Inspired by the aesthetic qualities of 1960’s New York Minimalism, I have been exploring non-representational repetitive pattern. Unlike Abstraction, Minimalism does not attempt to represent an outside reality, but instead focuses on medium and form, evoking an appreciation for the object itself, not what it represents. Within Minimalism I refined my interests to ‘non-industrial’ materials, choosing to work primarily in textiles. I have endeavoured to utilize the qualities of fabric, exaggerating, creases, textures and fraying. More recently I have made sculptural forms, choosing to cut, rip, drape, fold, and knot the fabric, to create objects rather than surfaces.
Scale and orientation significantly affects the perception of objects; it brings authority to the otherwise mundane. I wanted to occupy the space with a form that was accessible, but with repetitive construction, making use of the effect of gravity on the hanging to enhance the sense of scale. The purpose is to trigger a mental response in the viewer.

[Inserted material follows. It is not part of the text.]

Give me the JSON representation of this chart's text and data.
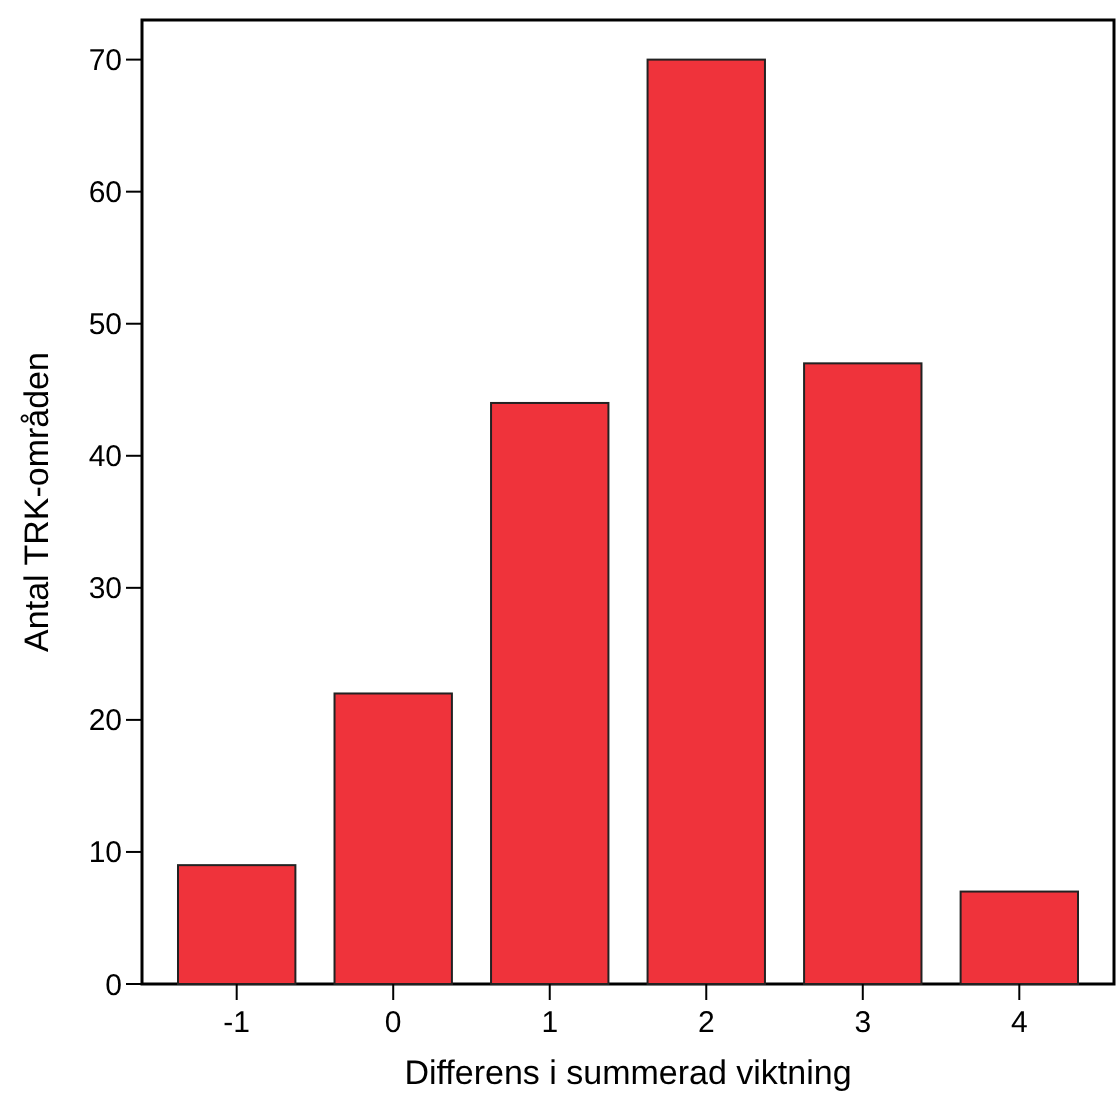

This final outcome blends together aspects from four key artists. Robert Ryman, known for his purely white paintings, influenced my colour choice. Agnus Martin’s delicately precise grids, inspired my use of fine muslin. I have imagined my grid as a kind of three dimensional, textile version of one of Martin’s works, bringing order to a pliable material. Robert Morris and his draping felt works informed the hanging of my work. Eva Hesse’s relationship between ugliness and beauty prompted my decision to combine the order of the grid, with the raw edges of the ripped fabric. The grid was a prominent form within Minimalism, by employing it, within the context of these four artists, I intend that my outcome will be perceived as fitting comfortably alongside the work by which it was inspired.